I’ve started a series of writings based on Mandalas that I’ve been coloring. It’s from an adult coloring book called, “Balance”, a lifelong adventure for me – finding balance, that is. It gets easier as I get older, due to experience, due to developing more patience, and due to the need to live in harmony with myself.
I’ve always loved mandalas. They satisfy my desire for symmetry, even though I don’t always surround myself with it. I’m pretty sure I love symmetry because it gives me a sense of balance, and because I am so eclectic and erratic that symmetry is something my brain can latch onto that creates order.
Also, I LOVE colors. Along the way, in this series, I’ll tell you about scientific experiments I had my students do around color, and I’ll include some nifty facts about color, but for now, I’m going to share some of the emotions and thoughts I’ve had around the colors I’m using in my mandala drawings. And yes, there is an irony here, for a woman (me) who is pretty non-conformist and highly creative (it says so in my recent behavior / personality chart) that I am very careful to color within the lines of these mandala drawings. I am meticulous and deliberate. The process is an amazing contemplative and mindful meditation.
You can consider this a synesthetic journey, where I have emotional reactions to colors.
I’ll start with Black, White, and Grey. Or gray, if you are my document sentinel. I’ve had to retrain my computer innards to accept grey.
While I enjoy the contrast of black and white, the cleanliness of it, and how I associate black and white with the concept of yin / yang, which is how I view the world, for some reason I had to add some gray to this mandala.

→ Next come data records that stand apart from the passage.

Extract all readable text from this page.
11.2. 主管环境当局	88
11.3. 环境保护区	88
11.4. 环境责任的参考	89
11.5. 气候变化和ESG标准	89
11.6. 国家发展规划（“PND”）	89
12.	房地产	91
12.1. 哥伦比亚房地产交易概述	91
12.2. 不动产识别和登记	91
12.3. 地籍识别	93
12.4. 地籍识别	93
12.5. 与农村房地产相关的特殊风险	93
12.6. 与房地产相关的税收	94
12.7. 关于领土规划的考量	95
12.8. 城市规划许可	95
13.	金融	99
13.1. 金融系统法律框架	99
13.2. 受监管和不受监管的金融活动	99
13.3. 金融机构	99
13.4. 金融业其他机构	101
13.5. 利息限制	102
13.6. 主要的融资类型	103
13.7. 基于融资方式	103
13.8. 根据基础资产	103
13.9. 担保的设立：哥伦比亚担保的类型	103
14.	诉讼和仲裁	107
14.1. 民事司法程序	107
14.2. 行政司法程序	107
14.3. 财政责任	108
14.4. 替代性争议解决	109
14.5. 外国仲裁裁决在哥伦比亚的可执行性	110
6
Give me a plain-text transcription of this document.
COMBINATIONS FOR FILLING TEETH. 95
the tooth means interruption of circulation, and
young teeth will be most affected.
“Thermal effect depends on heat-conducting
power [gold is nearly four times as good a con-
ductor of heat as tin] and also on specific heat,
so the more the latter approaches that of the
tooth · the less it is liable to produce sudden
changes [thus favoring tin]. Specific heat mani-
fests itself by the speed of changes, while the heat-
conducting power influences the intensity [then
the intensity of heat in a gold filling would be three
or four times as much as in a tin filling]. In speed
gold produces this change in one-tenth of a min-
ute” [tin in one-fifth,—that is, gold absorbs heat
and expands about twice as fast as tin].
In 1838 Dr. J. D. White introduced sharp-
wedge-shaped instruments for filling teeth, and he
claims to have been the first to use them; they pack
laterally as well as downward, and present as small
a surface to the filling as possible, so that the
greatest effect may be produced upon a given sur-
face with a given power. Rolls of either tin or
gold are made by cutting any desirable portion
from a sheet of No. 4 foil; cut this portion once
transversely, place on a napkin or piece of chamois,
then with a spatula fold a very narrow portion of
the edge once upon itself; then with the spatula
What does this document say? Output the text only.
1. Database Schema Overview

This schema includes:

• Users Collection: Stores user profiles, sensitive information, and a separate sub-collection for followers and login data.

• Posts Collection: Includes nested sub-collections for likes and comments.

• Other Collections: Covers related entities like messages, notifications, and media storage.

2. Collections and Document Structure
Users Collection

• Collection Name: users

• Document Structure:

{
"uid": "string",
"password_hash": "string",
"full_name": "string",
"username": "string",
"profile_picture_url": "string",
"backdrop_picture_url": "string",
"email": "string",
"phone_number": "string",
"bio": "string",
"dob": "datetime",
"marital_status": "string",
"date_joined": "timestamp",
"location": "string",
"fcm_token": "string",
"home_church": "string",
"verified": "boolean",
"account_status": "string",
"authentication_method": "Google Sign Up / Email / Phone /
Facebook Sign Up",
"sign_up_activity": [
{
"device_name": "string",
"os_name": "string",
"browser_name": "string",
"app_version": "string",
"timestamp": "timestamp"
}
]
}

I don’t think of most things as black and white. I’m not really a digital thinker. You know. On or off. Black or white. It’s this way or that way. Even when you look at yin and yang, you can’t have one without the other. So, essentially, nothing is either just black or just white. It’s never just this or just that. I suppose that’s why the idea of having only 2 political parties is ridiculous to me. There are so many nuances to the way people think. I realize that decisions have to be made, lines drawn in the sand sometimes, deadlines that must be adhered to, but really…how many things are all that specific? How many things really require absolutes, or drop dead time frames? There are some, but most things are fluid and have leeway.
I’m sure some people, those who thrive in black and white worlds, will argue that things are black and white. A rule is a rule. And yes, we live in a digital world, not an analog one.
And so forth.
I call shenanigans on that. Even the law isn’t black and white. Sure, laws are created, but they are created by humans. They are often interpreted differently by different juries, and they can change over time. Even Constitutional amendments can be changed, added to, and, as the word denotes, amended. Nothing is black and white.
Black and white is merely the absence of color or the amalgamation of all colors. When blended, as they inevitably will be, as they bleed into each other, black and white will create gray. Shades of grey.
Ironically, although I adhere to a philosophy of gray, it is a color that I don’t often appreciate. Over the years, I have come to like certain shades of it, and only on certain objects, like some pieces of clothing. But gray has connotations for me.
It’s a gray sky. That doesn’t depress me as much as make me yearn for a decision from the weather. “Do something! Declare what you are!” I lament. “Are you going to rain? Will the blue sky peek through? Are you going to dump some snow? MAKE A DECISION!!”
After thinking through that, I suppose that I do like black and white. So clean, so decisive. But something about it irked me in this mandala. That’s when I decided to add a bit of dark gray. To provide some shadows. To provide the ambiguity that I often have about – everything. Sometimes, it’s annoying. Sometimes, I welcome ambiguity because it allows me to see various perspectives. It allows me to know that there are other thoughts supporting my ideas.
The gray in this mandala provides shadowing. It actually provides support for the black. It allows you to know that there is a transition between the black and white. Not limbo, but a place that connects. A color that is the intersection between the others.
When I looked at my new sweater this morning, which is a dark grey, soft chenille, it actually made me feel cozy. Like a place that invites me to sink into it, opening its arms to me, enfolding me in a place that doesn’t care if I make decisions. It doesn’t care about right or wrong, good or bad, on or off. It’s a place that invites me to just BE. Just curl up and marinate in the love, in the feelings, where no decisions have to be made, nothing has to be done. It’s a place where my thoughts and emotions can gestate, and eventually flow out in creative sparks.
Grey is the place where I live most of the time.